Tag 5: Wie Dinge effektiv erledigt werden

Das Passiv hat im Deutschen keinen guten Ruf, und vielleicht zu Recht: Passivsätze wirken beim Lesen oder Hören leicht unpersönlich, oft bürokratisch und vor allem: umständlich. Wenn Bestandsaufnahmen durchgeführt werden, komplexe Verwaltungsvorgänge hätten vereinfacht werden können oder die Reform einer Regelung verschleppt zu werden droht, dann entsteht manchmal der Eindruck, man verwende viel grammatischen Aufwand darauf, lieber nicht zu sagen, wer etwas tut.

Andererseits hat das Passiv auch eine Funktion: Es sorgt dafür, dass in einem Satz der Fokus nicht auf dem Subjekt liegt (oft dem handelnden Part bei einem Ereignis), sondern auf anderen Beteiligten oder auf dem Ereignis selbst. Wenn es darum geht, dass eine Aufgabe erledigt wird, aber nicht wichtig ist, von wem, dann ist es praktisch, sagen zu können: Wird gemacht!

Zlatan tacklar. (Eller tacklas?)

Das Deutsche und auch andere europäische Sprachen bilden das Passiv mit Hilfsverben, etwa dem deutschen werden oder dem englischen be. Diese Möglichkeit gibt es in den skandinavischen Sprachen auch; man nutzt dafür die Verben für ‚werden‘, also dänisches blive, färöisches verða oder blíva und norwegisches und schwedisches bli sowie im Isländischen das Verb vera (sein).

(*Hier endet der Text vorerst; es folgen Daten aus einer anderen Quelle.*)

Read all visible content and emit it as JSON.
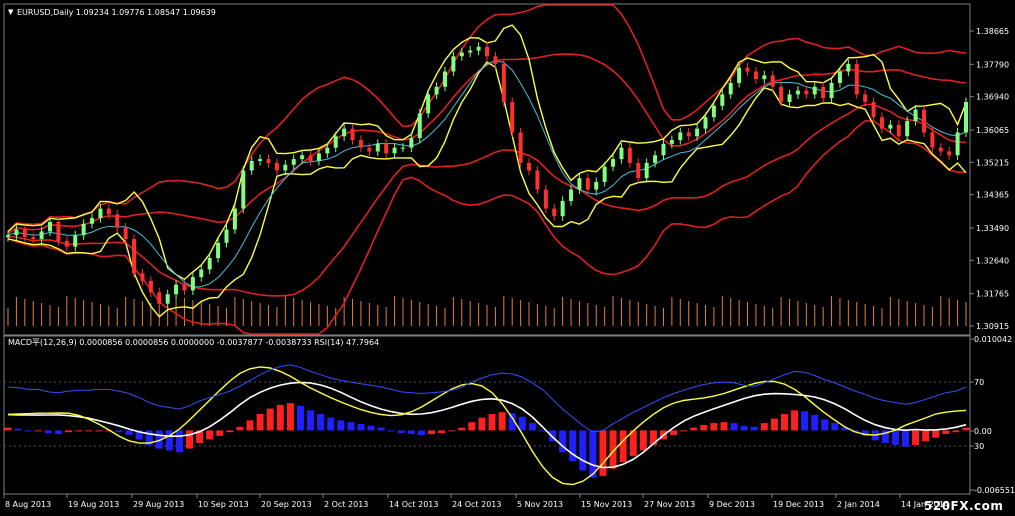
{
  "window": {
    "title": "EURUSD,Daily",
    "ohlc": "1.09234 1.09776 1.08547 1.09639"
  },
  "indicator_label": "MACD平(12,26,9) 0.0000856 0.0000856 0.0000000 -0.0037877 -0.0038733  RSI(14) 47.7964",
  "price_axis": [
    "1.38665",
    "1.37790",
    "1.36940",
    "1.36065",
    "1.35215",
    "1.34365",
    "1.33490",
    "1.32640",
    "1.31765",
    "1.30915"
  ],
  "indicator_axis": [
    "0.010042",
    "70",
    "0.00",
    "30",
    "-0.006551"
  ],
  "date_axis": [
    "8 Aug 2013",
    "19 Aug 2013",
    "29 Aug 2013",
    "10 Sep 2013",
    "20 Sep 2013",
    "2 Oct 2013",
    "14 Oct 2013",
    "24 Oct 2013",
    "5 Nov 2013",
    "15 Nov 2013",
    "27 Nov 2013",
    "9 Dec 2013",
    "19 Dec 2013",
    "2 Jan 2014",
    "14 Jan 2014"
  ],
  "watermark": "520FX.com",
  "colors": {
    "background": "#000000",
    "grid": "#3a3a3a",
    "bollinger": "#e02020",
    "envelope": "#ffff40",
    "moving_average": "#40c0e0",
    "candle_bull": "#80ff80",
    "candle_bear": "#ff3030",
    "volume": "#e08040",
    "macd_up": "#ff2020",
    "macd_down": "#2020ff",
    "rsi": "#3050ff",
    "signal_white": "#ffffff",
    "signal_yellow": "#ffff40"
  },
  "chart_data": [
    {
      "type": "candlestick",
      "title": "EURUSD,Daily",
      "ylim": [
        1.3067,
        1.391
      ],
      "close": [
        1.333,
        1.3345,
        1.3325,
        1.332,
        1.334,
        1.3365,
        1.3315,
        1.33,
        1.333,
        1.336,
        1.3375,
        1.34,
        1.3385,
        1.335,
        1.332,
        1.323,
        1.321,
        1.318,
        1.315,
        1.3175,
        1.32,
        1.3185,
        1.322,
        1.324,
        1.327,
        1.331,
        1.3345,
        1.34,
        1.35,
        1.3525,
        1.353,
        1.352,
        1.35,
        1.3515,
        1.353,
        1.354,
        1.3525,
        1.3545,
        1.356,
        1.359,
        1.361,
        1.358,
        1.356,
        1.355,
        1.357,
        1.3545,
        1.356,
        1.356,
        1.3585,
        1.365,
        1.37,
        1.372,
        1.376,
        1.38,
        1.381,
        1.3815,
        1.3825,
        1.38,
        1.378,
        1.368,
        1.36,
        1.352,
        1.35,
        1.345,
        1.34,
        1.338,
        1.342,
        1.345,
        1.348,
        1.345,
        1.347,
        1.351,
        1.353,
        1.356,
        1.352,
        1.348,
        1.352,
        1.354,
        1.357,
        1.358,
        1.36,
        1.359,
        1.361,
        1.364,
        1.367,
        1.37,
        1.373,
        1.377,
        1.376,
        1.374,
        1.375,
        1.372,
        1.368,
        1.37,
        1.371,
        1.37,
        1.372,
        1.369,
        1.373,
        1.376,
        1.378,
        1.37,
        1.368,
        1.364,
        1.361,
        1.362,
        1.359,
        1.363,
        1.366,
        1.36,
        1.356,
        1.355,
        1.354,
        1.36,
        1.368
      ]
    },
    {
      "type": "bar",
      "title": "MACD(12,26,9)",
      "ylim": [
        -0.006551,
        0.010042
      ],
      "values": [
        0.0003,
        0.0002,
        0.0,
        0.0,
        -0.0003,
        -0.0004,
        -0.0002,
        -0.0001,
        -0.0001,
        0.0,
        0.0,
        -0.0002,
        -0.0005,
        -0.001,
        -0.0016,
        -0.002,
        -0.0022,
        -0.0024,
        -0.002,
        -0.0014,
        -0.001,
        -0.0006,
        -0.0002,
        0.0004,
        0.0011,
        0.0018,
        0.0024,
        0.0028,
        0.003,
        0.0027,
        0.0022,
        0.0018,
        0.0014,
        0.0011,
        0.0009,
        0.0007,
        0.0005,
        0.0003,
        0.0,
        -0.0003,
        -0.0004,
        -0.0005,
        -0.0004,
        -0.0003,
        -0.0001,
        0.0003,
        0.0009,
        0.0014,
        0.0018,
        0.002,
        0.0019,
        0.0015,
        0.0008,
        0.0,
        -0.0012,
        -0.0024,
        -0.0034,
        -0.0044,
        -0.0052,
        -0.005,
        -0.0042,
        -0.0035,
        -0.0028,
        -0.0022,
        -0.0016,
        -0.001,
        -0.0005,
        -0.0001,
        0.0003,
        0.0006,
        0.0008,
        0.0009,
        0.0008,
        0.0005,
        0.0004,
        0.0008,
        0.0013,
        0.0018,
        0.0022,
        0.0021,
        0.0017,
        0.0012,
        0.0008,
        0.0003,
        -0.0002,
        -0.0006,
        -0.0011,
        -0.0014,
        -0.0016,
        -0.0018,
        -0.0016,
        -0.0012,
        -0.0008,
        -0.0004,
        -0.0002,
        0.0003
      ]
    }
  ]
}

Ungewöhnlich ist aber, dass es zusätzlich auch noch eine Passivform gibt, die ohne Hilfsverb auskommt und stattdessen einfach eine Endung nutzt – im Dänischen und im Bokmål -es, im Färöischen, im Isländischen und im Nynorsk -st, im Schwedischen -s. Wann man welche Passivvariante wählt, ist nicht in allen Sprachen gleich. Oft hängen recht subtile Unterscheidugen an der Auswahl, und manchmal haben Formen mit Passivendungen auch Sonderbedeutungen. Außerdem gibt es die Passivendung nicht unbedingt für alle Verbformen – zum Beispiel kann man im Dänischen nur Präsensformen auf diesem Wege ins Passiv setzen.

Am konsequentesten ist in dieser Hinsicht das Schwedische. Hier ist dem s-Passiv praktisch keine Grenze gesetzt:

Aktivs-Passiv
Präsensdiskuteradiskuteras
Präteritumdiskuteradediskuterades
Perfekthar diskuterathar diskuterats
Plusquamperfekthade diskuterathade diskuterats
Infinitivska diskuteraska diskuteras

Es ist also lautlich ein sehr kleiner, inhaltlich aber ein wesentlicher Unterschied, ob zum Beispiel ein Fußballspieler einen anderen anrempelt (tacklar) oder angerempelt wird (tacklas).

Gleichzeitig ermöglicht es das s-Passiv aber, auch längere Abschnitte im Passiv zu schreiben, ohne dass sie dadurch automatisch allzu umständlich wirken. Der Satz När appen har installerats visas ett meddelande om den behöver uppdateras eller om versionskonflikter har lösts enthält drei Passive, ist aber weniger komplex als die deutsche Übersetzung: Sobald die App installiert worden ist, wird eine Nachricht angezeigt, wenn sie upgedatet werden muss oder wenn Versionskonflikte gelöst worden sind.

(In dem Beispiel ist alles fett markiert, was gebraucht wird, um das Passiv auszudrücken. Wenn man die schwedische Konstruktion auf Deutsch nachbauen wollte, würde das ungefähr ergeben: Sobald die App installierts hat, zeigts eine Nachricht, wenn sie updatens muss oder wenn Versionskonflikte gelösts haben.)

So ist das Passiv wirklich eine effektive Lösung für manches Problem!